America’s emergency rooms are on life support. The average ER visit takes over two hours. In some states, it’s north of three.
President Obama promised that the Affordable Care Act would alleviate the pressure on ERs by expanding access to insurance — and thus diverting people who previously would’ve gone to the emergency room for routine care to the doctor’s office instead.
But according to a new report from the Centers for Disease Control and Prevention, ObamaCare has had almost no impact on ER usage. In fact, by doling out insurance coverage to millions more people without doing anything to address America’s growing doctor shortage, the president’s health reform law may make the ER crisis even worse.
Of course, that’s not what President Obama predicted when he sold his health reform package to the public. At a speech in 2009, he proclaimed that ObamaCare would “save all of us money and reduce pressures on emergency rooms all across the country.”
His reasoning made some degree of sense. The majority of patients seeking care in the ER are uninsured. ObamaCare would give many of these folks coverage, whether through the exchanges or the expansion of Medicaid, the joint federal-state health care program for the poor. Armed with that coverage, his thinking went, they’d visit the lower-cost doctor’s office rather than the higher-cost emergency room. Ergo, fewer overall visits to the ER.
Things haven’t worked out that way. In 2013, the year before ObamaCare’s exchanges launched and its Medicaid expansion took effect, nearly 20% of Americans visited the ER. In 2014, that figure stayed the same — even after the law had extended insurance coverage to 9 million previously uninsured Americans. More than 71% of those people got their coverage through states’ expansion of Medicaid.
The percentage of Medicaid patients who went to the emergency room because they couldn’t get care elsewhere actually rose. That’s exactly the opposite of what the president predicted.
Perhaps that shouldn’t be surprising. Doctors have long been reluctant to take Medicaid because of the program’s low reimbursement rates, which are two-thirds of what Medicare pays, on average. Nearly one in three doctors refuse to accept new Medicaid patients.
By increasing the number of people on Medicaid’s rolls, ObamaCare has made the competition for appointments with the remaining doctors who will see them even stiffer.
Meanwhile, the overall quality of ER care is worse than before ObamaCare.

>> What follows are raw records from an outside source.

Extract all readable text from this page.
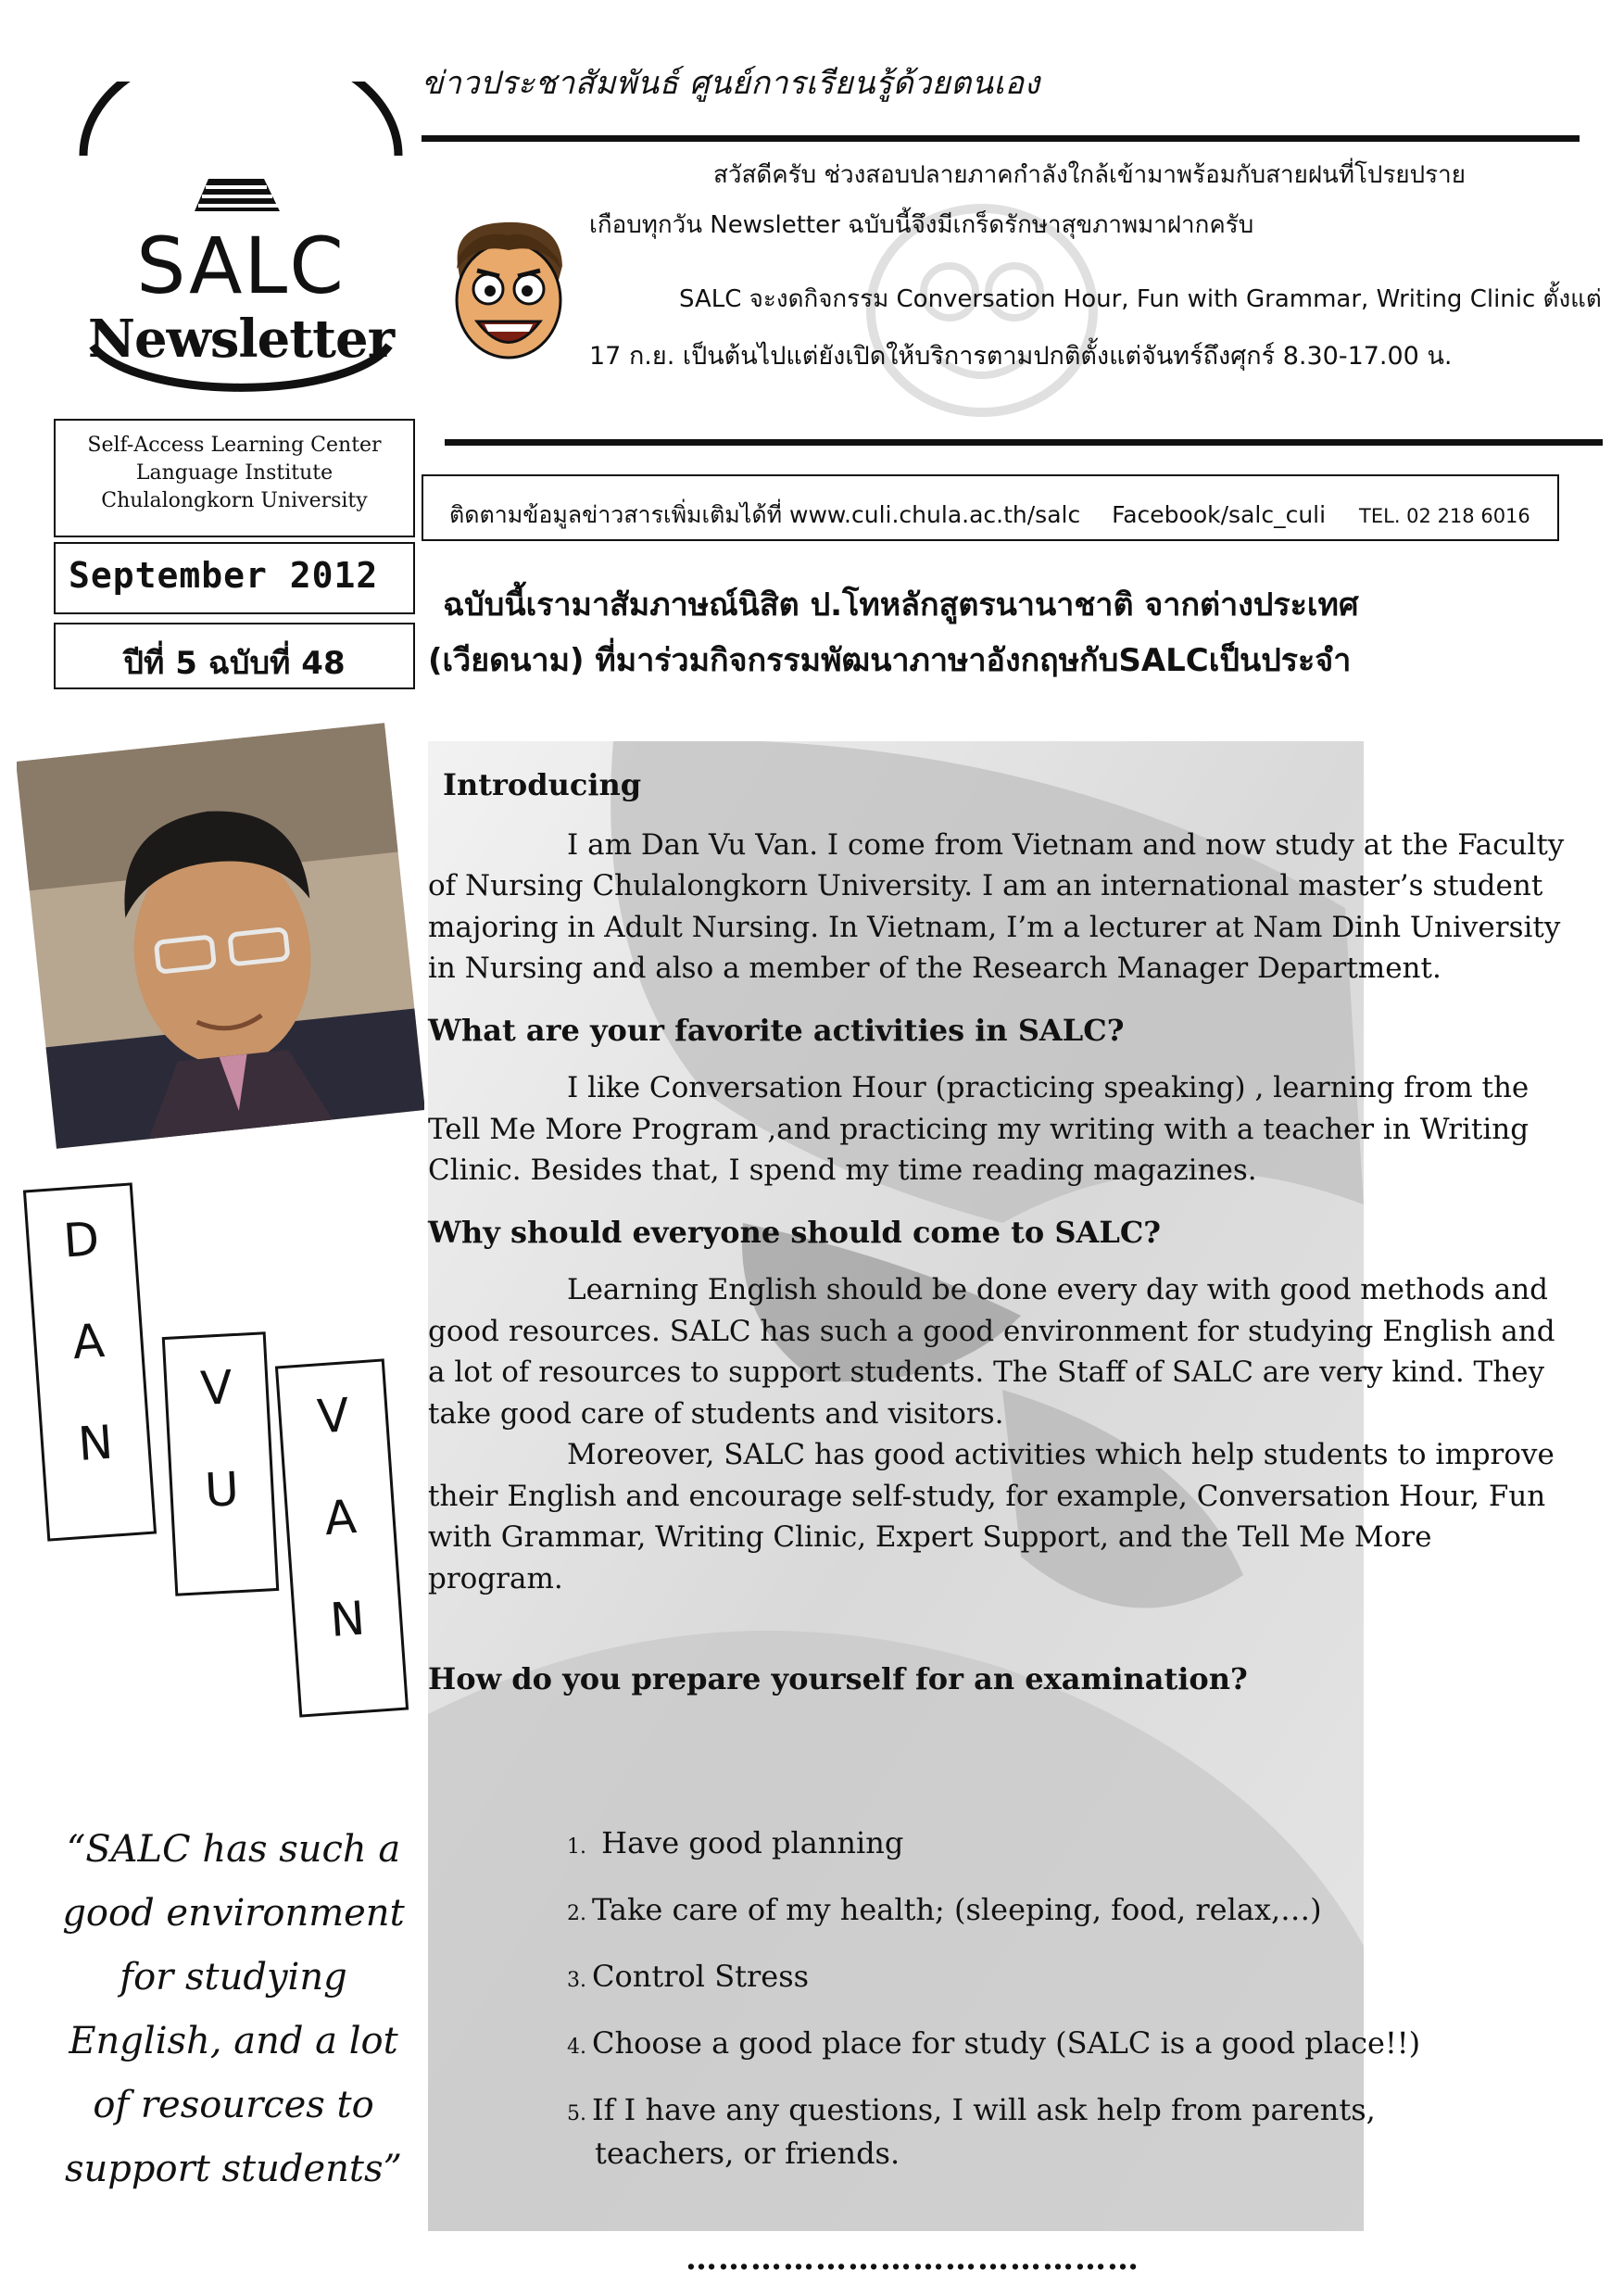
ข่าวประชาสัมพันธ์ ศูนย์การเรียนรู้ด้วยตนเอง
SALC
Newsletter
สวัสดีครับ ช่วงสอบปลายภาคกำลังใกล้เข้ามาพร้อมกับสายฝนที่โปรยปราย
เกือบทุกวัน Newsletter ฉบับนี้จึงมีเกร็ดรักษาสุขภาพมาฝากครับ
SALC จะงดกิจกรรม Conversation Hour, Fun with Grammar, Writing Clinic ตั้งแต่
17 ก.ย. เป็นต้นไปแต่ยังเปิดให้บริการตามปกติตั้งแต่จันทร์ถึงศุกร์ 8.30-17.00 น.
Self-Access Learning Center
Language Institute
Chulalongkorn University
ติดตามข้อมูลข่าวสารเพิ่มเติมได้ที่ www.culi.chula.ac.th/salc Facebook/salc_culi TEL. 02 218 6016
September 2012
ปีที่ 5 ฉบับที่ 48
ฉบับนี้เรามาสัมภาษณ์นิสิต ป.โทหลักสูตรนานาชาติ จากต่างประเทศ
(เวียดนาม) ที่มาร่วมกิจกรรมพัฒนาภาษาอังกฤษกับSALCเป็นประจำ
D
A
N
V
U
V
A
N
“SALC has such a
good environment
for studying
English, and a lot
of resources to
support students”

Introducing

I am Dan Vu Van. I come from Vietnam and now study at the Faculty of Nursing Chulalongkorn University. I am an international master’s student majoring in Adult Nursing. In Vietnam, I’m a lecturer at Nam Dinh University in Nursing and also a member of the Research Manager Department.

What are your favorite activities in SALC?

I like Conversation Hour (practicing speaking) , learning from the Tell Me More Program ,and practicing my writing with a teacher in Writing Clinic. Besides that, I spend my time reading magazines.

Why should everyone should come to SALC?

Learning English should be done every day with good methods and good resources. SALC has such a good environment for studying English and a lot of resources to support students. The Staff of SALC are very kind. They take good care of students and visitors.

Moreover, SALC has good activities which help students to improve their English and encourage self-study, for example, Conversation Hour, Fun with Grammar, Writing Clinic, Expert Support, and the Tell Me More program.

How do you prepare yourself for an examination?

1. Have good planning
2. Take care of my health; (sleeping, food, relax,…)
3. Control Stress
4. Choose a good place for study (SALC is a good place!!)
5. If I have any questions, I will ask help from parents,
teachers, or friends.
……………………………………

In 2009, the American College of Emergency Physicians gave the nation’s emergency-care system a grade of C-. This assessment was based on a variety of factors, including access to care providers, patient safety and hospital capacity.
By 2014, four years into ObamaCare, that grade was even worse — a dismal D+.
Sadly, ERs could be taxed even further. Within the next decade, the U.S. will be short 90,000 doctors, according to the Association of American Medical Colleges. Everyone covered by private insurance, Medicare and Medicaid will be competing for a dwindling number of doctor’s appointments. Folks who can’t get one will have to turn to the ER for medical attention.
As of today, 19 states have refused to expand their Medicaid programs under ObamaCare. If any change their mind, this problem will only worsen.
The nation’s emergency departments are ill-equipped to handle more patients. Already, there are only about 13 ER doctors for every 100,000 Americans.
Contrary to the president’s promises, ObamaCare hasn’t resuscitated our emergency-care system. It has put it in critical condition.